Ray knew that the Mississippi state legislature was going to force him to leave his home months before it happened. By the time that HB 1225—a bill that prevents minors like Ray from getting transition-related medical care—passed at the end of June, he and his family had seen the writing on the wall and made a plan: his father got a work transfer to Virginia, where Ray would join him in August, once his last testosterone vial from before the ban ran out.
“The priority is to get Ray out,” says Ray’s mother, Katie Rives. “We’ll figure out the rest later.”
Ray had always planned to leave the state, eventually. He’d just rather have done it when he was a bit older, and on his own terms. Instead, the 17-year-old will be finishing high school out-of-state.
“When I got to college, I was wanting to go out of state and get away from here. I wanted to experience life somewhere else,” Ray says. “But this is my home. I’ve lived most of my life here. I wanted to … go explore the world on my own terms. But then this happened, and I’m being forced to leave.”
Ray, his parents, and his brothers are now among a number of Mississippi families navigating an impossible choice between their homes and their medical care. According to a recent Data for Progress survey, 43 percent of American trans adults have considered moving to a different state due to anti-trans legislation. And in states like Mississippi, young people in particular are being targeted. The bill pushing Ray out of his home state, known as the “Regulating Experimental Adolescent Procedures (REAP) Act” criminalizes all transition-related medical care for those under age 18.
Many families aren’t in the same position as Ray’s. MaryClare StFrancis, whose 15-year-old daughter Emily is trans, can’t leave the state at all.
“For us, it’s not possible. And I’m glad, from what I’ve seen, that some of the other families … are going to be able to do that,” StFrancis says. The parent of four children, three of whom are disabled, StFrancis doesn’t see how she could possibly fund a trip out of state to pick up hormones, much less finance the uprooting of her entire family. For now, she said, she’s researching desperately to try and find some way for her daughter to continue accessing estrogen and spironolactone—or search for similar herbal remedies or equivalent drugs if that’s not possible.

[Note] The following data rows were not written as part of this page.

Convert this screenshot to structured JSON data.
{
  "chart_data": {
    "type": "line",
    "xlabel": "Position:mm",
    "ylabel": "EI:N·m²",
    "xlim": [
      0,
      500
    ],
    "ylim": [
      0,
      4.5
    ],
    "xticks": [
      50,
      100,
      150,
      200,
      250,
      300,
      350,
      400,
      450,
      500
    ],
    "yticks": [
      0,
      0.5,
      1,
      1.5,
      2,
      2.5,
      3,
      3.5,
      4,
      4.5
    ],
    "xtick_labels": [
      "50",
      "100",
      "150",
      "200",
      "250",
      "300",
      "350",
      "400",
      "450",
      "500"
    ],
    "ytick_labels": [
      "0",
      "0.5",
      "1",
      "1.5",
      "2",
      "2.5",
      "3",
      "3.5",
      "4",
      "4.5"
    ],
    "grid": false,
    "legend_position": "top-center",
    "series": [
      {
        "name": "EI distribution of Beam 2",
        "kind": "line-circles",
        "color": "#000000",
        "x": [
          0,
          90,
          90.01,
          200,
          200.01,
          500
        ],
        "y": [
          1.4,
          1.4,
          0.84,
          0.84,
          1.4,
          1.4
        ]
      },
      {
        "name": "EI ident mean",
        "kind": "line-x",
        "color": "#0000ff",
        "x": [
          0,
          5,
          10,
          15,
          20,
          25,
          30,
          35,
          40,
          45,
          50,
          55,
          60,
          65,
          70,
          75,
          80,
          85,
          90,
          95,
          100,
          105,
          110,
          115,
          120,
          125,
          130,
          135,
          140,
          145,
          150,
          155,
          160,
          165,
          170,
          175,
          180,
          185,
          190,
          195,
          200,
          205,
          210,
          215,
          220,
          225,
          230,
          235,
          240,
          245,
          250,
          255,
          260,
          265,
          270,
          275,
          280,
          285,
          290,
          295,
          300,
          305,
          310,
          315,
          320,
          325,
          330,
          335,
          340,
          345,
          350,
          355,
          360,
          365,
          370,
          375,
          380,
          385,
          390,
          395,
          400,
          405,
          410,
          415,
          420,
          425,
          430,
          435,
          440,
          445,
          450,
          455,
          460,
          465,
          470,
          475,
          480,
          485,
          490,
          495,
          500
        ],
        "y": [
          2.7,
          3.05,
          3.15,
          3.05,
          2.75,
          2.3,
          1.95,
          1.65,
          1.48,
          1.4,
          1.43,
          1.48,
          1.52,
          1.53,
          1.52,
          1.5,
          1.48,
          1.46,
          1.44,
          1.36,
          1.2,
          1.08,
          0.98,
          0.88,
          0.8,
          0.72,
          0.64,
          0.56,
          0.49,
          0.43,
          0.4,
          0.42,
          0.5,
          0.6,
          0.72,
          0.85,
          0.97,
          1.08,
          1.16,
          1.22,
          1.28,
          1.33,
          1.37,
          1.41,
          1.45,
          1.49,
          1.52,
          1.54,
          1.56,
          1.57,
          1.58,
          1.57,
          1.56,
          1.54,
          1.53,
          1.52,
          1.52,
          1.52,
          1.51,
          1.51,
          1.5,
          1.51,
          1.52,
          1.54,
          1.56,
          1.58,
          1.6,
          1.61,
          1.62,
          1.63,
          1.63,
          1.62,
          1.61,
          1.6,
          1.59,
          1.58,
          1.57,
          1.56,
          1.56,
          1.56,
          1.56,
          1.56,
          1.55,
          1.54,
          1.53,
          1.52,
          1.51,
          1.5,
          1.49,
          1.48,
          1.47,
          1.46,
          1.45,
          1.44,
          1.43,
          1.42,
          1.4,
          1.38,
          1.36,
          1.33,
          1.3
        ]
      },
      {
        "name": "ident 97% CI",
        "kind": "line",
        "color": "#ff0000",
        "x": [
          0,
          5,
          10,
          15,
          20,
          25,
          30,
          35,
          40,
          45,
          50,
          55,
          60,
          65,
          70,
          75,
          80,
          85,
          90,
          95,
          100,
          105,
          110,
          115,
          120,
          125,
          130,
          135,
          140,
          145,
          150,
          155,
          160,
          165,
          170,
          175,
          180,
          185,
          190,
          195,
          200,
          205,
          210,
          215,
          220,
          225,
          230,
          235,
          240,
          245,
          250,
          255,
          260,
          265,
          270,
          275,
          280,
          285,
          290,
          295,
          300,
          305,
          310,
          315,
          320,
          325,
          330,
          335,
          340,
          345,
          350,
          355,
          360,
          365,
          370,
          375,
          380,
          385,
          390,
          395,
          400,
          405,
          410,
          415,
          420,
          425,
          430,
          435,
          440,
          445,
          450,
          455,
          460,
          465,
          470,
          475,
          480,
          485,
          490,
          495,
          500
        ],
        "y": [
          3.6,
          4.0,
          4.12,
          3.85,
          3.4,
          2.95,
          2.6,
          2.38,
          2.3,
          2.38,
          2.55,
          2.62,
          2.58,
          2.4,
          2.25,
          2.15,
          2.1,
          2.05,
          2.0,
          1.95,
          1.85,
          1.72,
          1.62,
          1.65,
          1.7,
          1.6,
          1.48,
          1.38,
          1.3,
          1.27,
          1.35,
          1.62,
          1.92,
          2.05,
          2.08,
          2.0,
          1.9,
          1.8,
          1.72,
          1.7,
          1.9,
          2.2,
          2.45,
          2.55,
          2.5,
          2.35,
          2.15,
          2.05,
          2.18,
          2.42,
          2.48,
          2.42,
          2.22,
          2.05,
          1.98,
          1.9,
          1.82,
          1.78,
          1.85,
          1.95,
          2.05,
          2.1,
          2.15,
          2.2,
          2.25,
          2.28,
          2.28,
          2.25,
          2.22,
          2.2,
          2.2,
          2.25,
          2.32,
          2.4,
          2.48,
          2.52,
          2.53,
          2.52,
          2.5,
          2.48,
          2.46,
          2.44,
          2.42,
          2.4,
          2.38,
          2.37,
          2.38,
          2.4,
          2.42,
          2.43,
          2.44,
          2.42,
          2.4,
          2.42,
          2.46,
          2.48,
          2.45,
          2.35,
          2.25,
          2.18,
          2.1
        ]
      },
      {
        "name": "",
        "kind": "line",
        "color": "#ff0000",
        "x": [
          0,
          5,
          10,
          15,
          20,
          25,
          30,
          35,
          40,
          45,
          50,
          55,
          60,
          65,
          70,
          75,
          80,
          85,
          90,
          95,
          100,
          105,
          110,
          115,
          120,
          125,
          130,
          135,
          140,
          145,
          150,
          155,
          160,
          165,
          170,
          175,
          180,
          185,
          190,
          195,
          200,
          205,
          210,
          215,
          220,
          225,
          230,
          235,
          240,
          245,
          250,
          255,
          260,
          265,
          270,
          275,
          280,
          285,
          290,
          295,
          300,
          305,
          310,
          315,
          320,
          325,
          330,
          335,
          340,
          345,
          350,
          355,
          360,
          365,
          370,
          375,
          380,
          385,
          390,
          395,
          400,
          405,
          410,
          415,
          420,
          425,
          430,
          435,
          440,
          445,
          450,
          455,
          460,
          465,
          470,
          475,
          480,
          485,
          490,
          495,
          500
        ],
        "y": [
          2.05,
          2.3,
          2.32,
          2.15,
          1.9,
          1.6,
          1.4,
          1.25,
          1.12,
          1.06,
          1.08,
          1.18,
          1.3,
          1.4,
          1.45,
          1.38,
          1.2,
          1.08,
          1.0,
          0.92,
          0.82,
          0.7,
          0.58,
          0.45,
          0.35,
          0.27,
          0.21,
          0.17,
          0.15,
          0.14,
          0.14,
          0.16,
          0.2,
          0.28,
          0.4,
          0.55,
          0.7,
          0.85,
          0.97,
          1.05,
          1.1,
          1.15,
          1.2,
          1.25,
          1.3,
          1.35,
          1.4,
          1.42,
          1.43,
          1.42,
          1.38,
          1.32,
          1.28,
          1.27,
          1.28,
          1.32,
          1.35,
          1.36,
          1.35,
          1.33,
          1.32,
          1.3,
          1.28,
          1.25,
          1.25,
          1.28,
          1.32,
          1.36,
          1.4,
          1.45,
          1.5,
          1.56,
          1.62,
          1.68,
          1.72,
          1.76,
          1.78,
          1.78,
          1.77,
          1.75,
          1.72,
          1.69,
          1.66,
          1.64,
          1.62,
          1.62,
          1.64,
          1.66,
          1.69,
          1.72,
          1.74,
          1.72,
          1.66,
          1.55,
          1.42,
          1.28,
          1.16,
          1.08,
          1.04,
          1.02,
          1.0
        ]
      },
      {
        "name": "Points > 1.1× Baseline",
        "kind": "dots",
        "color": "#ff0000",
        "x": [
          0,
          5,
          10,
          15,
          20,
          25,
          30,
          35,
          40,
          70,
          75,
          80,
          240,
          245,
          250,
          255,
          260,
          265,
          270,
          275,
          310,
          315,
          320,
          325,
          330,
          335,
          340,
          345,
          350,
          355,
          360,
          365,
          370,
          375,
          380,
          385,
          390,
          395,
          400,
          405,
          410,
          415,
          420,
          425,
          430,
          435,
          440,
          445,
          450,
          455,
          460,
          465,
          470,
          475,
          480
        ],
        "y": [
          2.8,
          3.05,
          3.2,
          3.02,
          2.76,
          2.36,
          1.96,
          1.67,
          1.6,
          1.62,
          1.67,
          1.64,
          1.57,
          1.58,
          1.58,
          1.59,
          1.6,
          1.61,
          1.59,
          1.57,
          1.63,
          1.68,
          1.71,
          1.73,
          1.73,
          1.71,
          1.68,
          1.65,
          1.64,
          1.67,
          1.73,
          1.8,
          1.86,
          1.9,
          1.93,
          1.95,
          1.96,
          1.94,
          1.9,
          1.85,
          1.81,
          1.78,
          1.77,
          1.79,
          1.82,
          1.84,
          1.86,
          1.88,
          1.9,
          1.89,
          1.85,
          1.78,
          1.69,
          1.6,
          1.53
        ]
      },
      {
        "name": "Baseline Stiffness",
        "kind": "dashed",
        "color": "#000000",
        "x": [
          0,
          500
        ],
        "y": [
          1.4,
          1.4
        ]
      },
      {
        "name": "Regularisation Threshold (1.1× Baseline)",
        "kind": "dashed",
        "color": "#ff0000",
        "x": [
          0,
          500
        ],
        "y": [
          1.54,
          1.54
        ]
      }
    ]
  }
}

Medical providers like Lee Pace, who runs a gender-affirming medical clinic called Spectrum: The Other Clinic, are also in a difficult position: while many would like to provide transition care, they now aren’t able to without risking their medical licenses.
“I warned my youth patients that I believed this would pass,” Pace says. They started working to find their youth patients providers out of state as fast as they could. The University of Mississippi’s LGBTQ+ clinic, which was the largest in the state, stopped serving trans minors due to political pressure before HB 1225 passed—and at the end of June, shut down altogether. That left Pace’s clinic as one of only a few in the state providing gender affirming care to anyone. In order to keep operating, though, they’ve been forced to cease all services to trans minors—including those that are a far cry from surgery, like a youth support group. While mental health care for trans youth is still technically legal in the state, Pace’s lawyer believed that having that care take place in the same building where adults receive hormone replacement therapy would be considered illegal.
“Our lawyer said we’re not allowed to have any youth even walk in the building,” Pace says. Under the new law, that would “fall under aiding and abetting.” The support group “might not have been very well attended anyway,” though: people are scared to show up, these days. Once or twice since the bill’s passage, Pace has spotted a “lifted-up truck with a confederate flag” circling the clinic parking lot.
“I carry a pistol,” Pace says grimly. “We get a lot of death threats.” He said the amount of anti-trans rhetoric has increased since the bill passed. “Now, people don’t feel bad accosting transgender people. They don’t feel bad firing them … a number of my adult patients have lost their jobs.”
Rives and StFrancis are both quick to point out that their immediate communities are more supportive than the bleaker news out of Mississippi might indicate.
“We’ve created a bubble. Our friends, the people at our church, they’re all like us,” Rives explains. But, as Pace mentioned, the rest of their region outside the bubble has become more visibly transphobic since this law passed. Emily doesn’t like to go outside alone for fear of being harassed.
Many trans adults in Mississippi are also holding their breath, wondering what the next legislative session—which begins in January 2024—will bring. Thirty-one anti-LGBTQ2S+ bills were introduced in last year’s legislative session, though the ban on healthcare for trans youth was the only one of those bills that passed. Other bills, such as those limiting access to LGBTQ2S+ books, may be reintroduced next session.
“Of course my adult patients were terrified thinking that they will have an adult bill right around the corner,” Pace says. His overall number of patients—young and old—has decreased, as people leave the state or prepare for the possibility of losing healthcare. For now, though, Pace’s clinic is staying open, and doing what they can.
And those kids who can, like Ray, are leaving the state, with no plans to return—at least not permanently. In Virginia, he says, there are three different trans clinics for him to choose from.
“I’m excited to go up north,” Ray says. “But I’m still being forced out of my home at the end of the day.”